Let $\mathcal{A}$ and $\mathcal{B}$ be C*-algebras. Let $\phi:\mathcal{A} \rightarrow M_2\mathcal{(B)}$ be *-homomorphism and $$\phi=\begin{bmatrix} \phi_{11} & \phi_{12}\\ \phi_{21} & \phi_{22} \end{bmatrix}$$ If $\phi_{11}:\mathcal{A} \rightarrow M(\mathcal{B})$ is a *-homomorphism is it true that $\phi_{12}=\phi_{21}=0$ and $\phi_{22}$ is a *-homomorphism?

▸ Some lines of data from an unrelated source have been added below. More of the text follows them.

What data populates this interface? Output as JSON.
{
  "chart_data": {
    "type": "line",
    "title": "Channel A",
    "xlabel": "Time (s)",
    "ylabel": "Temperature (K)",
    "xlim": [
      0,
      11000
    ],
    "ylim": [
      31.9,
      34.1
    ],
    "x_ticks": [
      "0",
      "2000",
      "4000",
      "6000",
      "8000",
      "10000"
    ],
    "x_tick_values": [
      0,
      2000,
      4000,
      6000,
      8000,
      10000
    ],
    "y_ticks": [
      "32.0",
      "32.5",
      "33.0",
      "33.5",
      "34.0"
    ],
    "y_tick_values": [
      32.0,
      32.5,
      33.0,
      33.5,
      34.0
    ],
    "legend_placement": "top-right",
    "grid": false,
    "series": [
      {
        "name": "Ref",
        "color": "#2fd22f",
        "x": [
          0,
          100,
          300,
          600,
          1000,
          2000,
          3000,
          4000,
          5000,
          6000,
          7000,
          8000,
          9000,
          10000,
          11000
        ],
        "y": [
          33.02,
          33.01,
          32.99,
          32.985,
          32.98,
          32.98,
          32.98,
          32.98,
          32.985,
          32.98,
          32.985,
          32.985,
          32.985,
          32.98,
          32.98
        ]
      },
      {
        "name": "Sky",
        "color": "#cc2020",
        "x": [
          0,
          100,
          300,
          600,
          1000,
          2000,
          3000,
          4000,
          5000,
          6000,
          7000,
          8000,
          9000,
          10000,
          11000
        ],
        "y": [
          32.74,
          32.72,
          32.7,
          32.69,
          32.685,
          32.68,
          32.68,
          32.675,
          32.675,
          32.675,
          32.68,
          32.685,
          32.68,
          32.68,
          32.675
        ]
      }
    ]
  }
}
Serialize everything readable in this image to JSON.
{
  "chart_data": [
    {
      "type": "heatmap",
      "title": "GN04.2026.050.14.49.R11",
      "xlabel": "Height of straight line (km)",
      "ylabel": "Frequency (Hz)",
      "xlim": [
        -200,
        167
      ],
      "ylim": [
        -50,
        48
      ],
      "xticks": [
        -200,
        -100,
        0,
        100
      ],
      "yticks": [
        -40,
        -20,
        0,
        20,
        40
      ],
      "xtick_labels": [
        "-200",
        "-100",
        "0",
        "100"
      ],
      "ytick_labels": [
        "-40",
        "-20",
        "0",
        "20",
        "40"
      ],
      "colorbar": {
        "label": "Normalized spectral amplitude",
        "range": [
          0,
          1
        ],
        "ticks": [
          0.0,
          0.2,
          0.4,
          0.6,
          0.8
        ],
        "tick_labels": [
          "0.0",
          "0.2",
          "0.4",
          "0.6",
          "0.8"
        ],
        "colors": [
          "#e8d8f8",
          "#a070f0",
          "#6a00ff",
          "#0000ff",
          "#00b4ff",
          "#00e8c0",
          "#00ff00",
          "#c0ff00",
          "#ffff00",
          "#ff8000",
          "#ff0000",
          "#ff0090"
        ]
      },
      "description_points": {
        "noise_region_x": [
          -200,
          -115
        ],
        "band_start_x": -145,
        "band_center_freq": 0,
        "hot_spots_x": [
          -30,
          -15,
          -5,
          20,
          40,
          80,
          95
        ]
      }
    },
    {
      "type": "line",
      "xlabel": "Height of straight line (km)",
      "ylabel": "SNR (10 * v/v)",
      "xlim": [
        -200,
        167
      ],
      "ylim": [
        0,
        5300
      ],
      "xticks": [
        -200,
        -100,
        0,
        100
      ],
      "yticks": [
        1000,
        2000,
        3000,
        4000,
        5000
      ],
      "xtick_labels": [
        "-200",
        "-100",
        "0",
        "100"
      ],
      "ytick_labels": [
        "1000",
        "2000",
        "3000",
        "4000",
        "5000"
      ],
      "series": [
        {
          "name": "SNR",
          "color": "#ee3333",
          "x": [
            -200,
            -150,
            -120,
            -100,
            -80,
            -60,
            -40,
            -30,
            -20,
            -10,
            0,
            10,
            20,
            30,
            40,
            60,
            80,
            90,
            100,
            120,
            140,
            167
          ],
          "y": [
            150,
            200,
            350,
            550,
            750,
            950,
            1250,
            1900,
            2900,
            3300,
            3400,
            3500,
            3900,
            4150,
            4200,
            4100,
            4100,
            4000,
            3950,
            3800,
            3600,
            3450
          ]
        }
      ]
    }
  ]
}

Using $\phi(ab)=\phi(a)\phi(b)$ I got
$\phi_{11}(a)\phi_{21}(b)=0$
$\phi_{12}(ab)=\phi_{11}(a)\phi_{12}(b)+\phi_{12}(a)\phi_{22}(b)$
$\phi_{21}(ab)=\phi_{21}(a)\phi_{11}(b)+\phi_{22}(a)\phi_{21}(b)$
$\phi_{22}(ab)=\phi_{21}(a)\phi_{12}(b)+\phi_{22}(a)\phi_{22}(b)$
I could not conclude anything. Thanks in advance.
If you look at the 1,1 entries of $\phi(a^*a)$ and $\phi(a)^*\phi(a)$, you get (after using the $\phi_{11}$ is a $*$-homomorphism) that $\phi_{21}(a)^*\phi_{21}(a)=0$. So $\phi_{21}(a)=0$ for all $a$.
Now use that $\phi$ preserves adjoints to get that $\phi_{12}=0$. And now your last equation gives you that $\phi_{22}$ is multiplicative.